Cependant, maîtriser ses émotions ne signifie pas les nier ou les supprimer. Au contraire, une émotion non reconnue ou refoulée peut engendrer une souffrance psychique importante, favoriser l’« usure professionnelle » et contribuer à l’apparition d’un burn-out, d’un épuisement émotionnel ou d’une perte de sens.

Le travail émotionnel suppose donc que le soignant soit capable de :

  • comprendre ses propres émotions,

  • les évaluer,

  • les réguler,

  • mais aussi de prendre en compte les émotions du patient, de son entourage et de ses collègues.

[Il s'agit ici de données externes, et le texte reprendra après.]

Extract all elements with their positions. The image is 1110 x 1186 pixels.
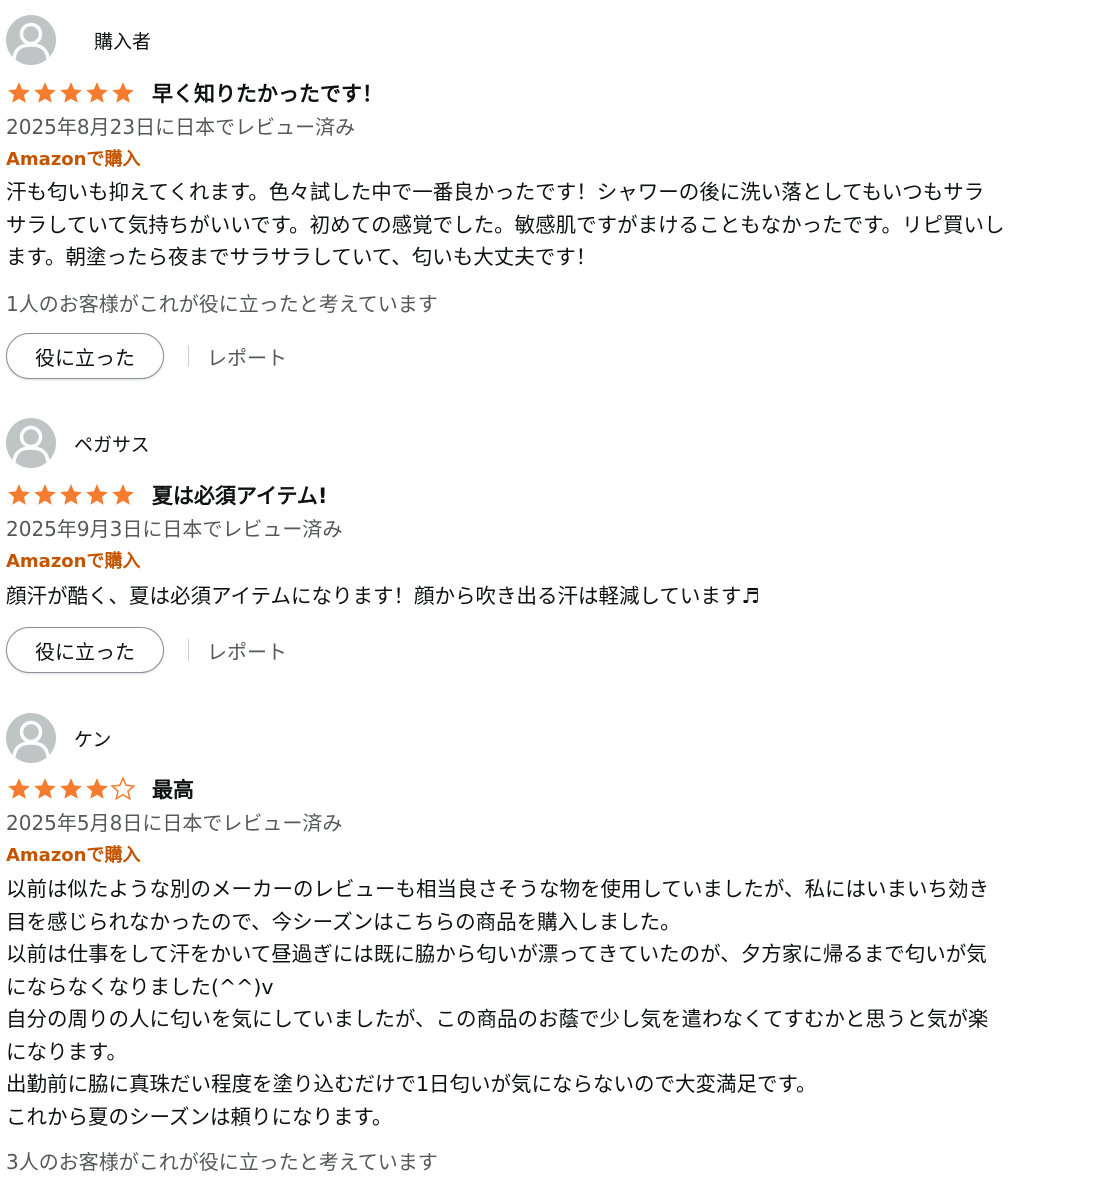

Cette gestion émotionnelle s’inscrit dans des exigences professionnelles, c’est-à-dire dans ce qui est attendu du soignant en termes de posture, de comportement, de communication et d’éthique.

En définitive, pour pouvoir gérer ses émotions de manière ajustée, le soignant doit d’abord être capable de les écouter, de les reconnaître et de leur donner du sens.

Le travail émotionnel est étroitement lié à :

  • l’intelligence émotionnelle, qui correspond à la capacité à comprendre et à utiliser ses émotions et celles des autres ;

  • les compétences émotionnelles, qui permettent d’identifier, d’exprimer, de comprendre, de réguler et d’utiliser ses émotions pour mieux s’adapter à son environnement professionnel.


3. La gestion des émotions : principales techniques utilisées par les soignants

Différentes stratégies permettent aux soignants de mieux gérer leurs émotions au quotidien :

🔹 Identifier ses émotions

Il s’agit de repérer précisément ce que l’on ressent (peur, colère, tristesse, impuissance…) afin d’en rechercher les causes : lien avec le patient, avec sa propre histoire personnelle, avec la représentation de la maladie ou encore avec l’idéal professionnel.

🔹 Positiver et réinterpréter la situation

Changer le regard porté sur une situation permet parfois d’en diminuer la charge émotionnelle, en modifiant le sens que l’on y attribue.

🔹 Relativiser par l’humour

Lorsqu’il est adapté et respectueux, l’humour peut aider à désamorcer la tension émotionnelle et à prendre de la distance.

🔹 Se recentrer sur les gestes de soins

Le fait de se concentrer sur les actes infirmiers, qu’ils soient techniques ou relationnels, peut aider à canaliser l’émotion et à rester dans une posture professionnelle.

🔹 Passer le relais

Lorsque l’émotion devient trop envahissante, il est parfois nécessaire de confier le patient à un collègue, afin d’éviter des comportements inadaptés ou une surcharge émotionnelle.

🔹 Verbaliser ses émotions

Parler de ce que l’on ressent avec d’autres soignants permet de rompre l’isolement, de prendre du recul et de prévenir l’épuisement émotionnel.

🔹 Recourir aux techniques de relaxation

Respiration, cohérence cardiaque, détente musculaire ou méditation peuvent aider à contrôler l’expression corporelle des émotions (notamment la colère ou l’anxiété).

🔹 Mettre en place des stratégies d’adaptation (coping)

Le coping correspond à l’ensemble des stratégies conscientes mises en place pour faire face au stress et aux émotions difficiles.


Conclusion
La gestion des émotions est une compétence centrale du métier infirmier. Elle repose sur l’équilibre entre maîtrise émotionnelle, authenticité et protection psychique du soignant. Un travail émotionnel bien mené améliore la qualité de la relation de soins, préserve la santé mentale des professionnels et participe directement à la qualité de la prise en charge du patient.